Understanding the importance of the small business community, the federal government is looking at ways to help ailing businesses make it through this tough time.
Tax relief is one area in which the government can help businesses, but there are several different proposals being considered. Below, we'll look at what's already in place for small businesses and what might be coming soon.
Done: More time for 2019 income tax payments
Small and mid-sized businesses can already take advantage of the U.S. Treasury's decision to push back the deadline for 2019 income tax payments by 90 days.
The move applies both to individual and corporate income taxes, so you'll be eligible for the tax break regardless of whether your business is structured as a sole proprietorship, limited liability company, partnership, S corporation, or C corporation.
No interest or penalties will be due for 90 days on up to $1 million in tax payments for individuals and $10 million for corporations.
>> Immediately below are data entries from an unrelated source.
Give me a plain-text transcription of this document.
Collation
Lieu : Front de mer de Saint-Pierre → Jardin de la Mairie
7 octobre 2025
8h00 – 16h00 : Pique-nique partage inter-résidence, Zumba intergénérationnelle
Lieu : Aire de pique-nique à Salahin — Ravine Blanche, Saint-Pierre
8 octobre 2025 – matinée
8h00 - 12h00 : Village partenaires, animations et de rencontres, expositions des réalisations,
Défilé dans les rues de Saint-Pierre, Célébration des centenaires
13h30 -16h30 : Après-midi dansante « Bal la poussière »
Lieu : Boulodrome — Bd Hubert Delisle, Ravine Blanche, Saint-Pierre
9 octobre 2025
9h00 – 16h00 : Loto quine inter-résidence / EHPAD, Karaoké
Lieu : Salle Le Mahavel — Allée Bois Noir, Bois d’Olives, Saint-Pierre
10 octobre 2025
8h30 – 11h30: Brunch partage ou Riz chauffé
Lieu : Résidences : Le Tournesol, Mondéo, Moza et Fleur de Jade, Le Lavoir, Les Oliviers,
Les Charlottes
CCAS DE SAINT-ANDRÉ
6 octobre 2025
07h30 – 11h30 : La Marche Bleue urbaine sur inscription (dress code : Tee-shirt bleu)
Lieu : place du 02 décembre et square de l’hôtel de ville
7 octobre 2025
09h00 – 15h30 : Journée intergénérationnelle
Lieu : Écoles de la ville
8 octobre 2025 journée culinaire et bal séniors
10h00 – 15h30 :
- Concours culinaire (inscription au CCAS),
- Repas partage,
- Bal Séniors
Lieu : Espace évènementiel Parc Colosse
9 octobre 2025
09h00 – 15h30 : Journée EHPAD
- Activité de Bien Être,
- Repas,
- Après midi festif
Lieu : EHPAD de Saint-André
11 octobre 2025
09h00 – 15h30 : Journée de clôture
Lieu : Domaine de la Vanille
That should be enough to cover just about any small and mid-sized business, but at least so far, the provision applies only to 2019 tax liability.
Unlikely for now: Payroll tax relief
For a while, it looked as though the Trump administration would push for a temporary payroll tax holiday. The idea behind the measure was to make workers' paychecks bigger, freeing up more cash to help support the economy.
Small businesses would also potentially have benefited, because as employers, they're responsible for paying an equal share of Social Security and Medicare payroll taxes from their own accounts.
The political tide has largely turned away from a payroll tax holiday and toward direct cash payments to individuals. That's bad news for small business, although White House officials have suggested that they might turn back to payroll tax relief in the future.
Uncertain: Delays in paying taxes for 2020 taxes
The Treasury's delay of 2019 income tax payments didn't directly address the related issue of taxes for the 2020 tax year. First-quarter estimated income tax installments are due on April 15, and businesses are responsible for remitting payroll taxes on a regular basis throughout the year.
Some discussions of tax relief for businesses opened the door to a potential interest-free and penalty-free period for these 2020 tax payments, in a manner similar to what the IRS is already allowing for 2019.
Delaying payment would be a lot less expensive for the government than offering a complete tax holiday, and it would provide small business employers with more flexibility in handling their finances during this tough time.
Keep your eyes on Washington
Lawmakers are taking the coronavirus very seriously, especially as its potential impacts on the economy become more widely spread. With small businesses in crisis, you can expect the government to keep looking at measures to offer some financial relief.
Unfortunately, some businesses won’t be able to wait for the lengthy process of getting legislation in place to help them to grind slowly forward.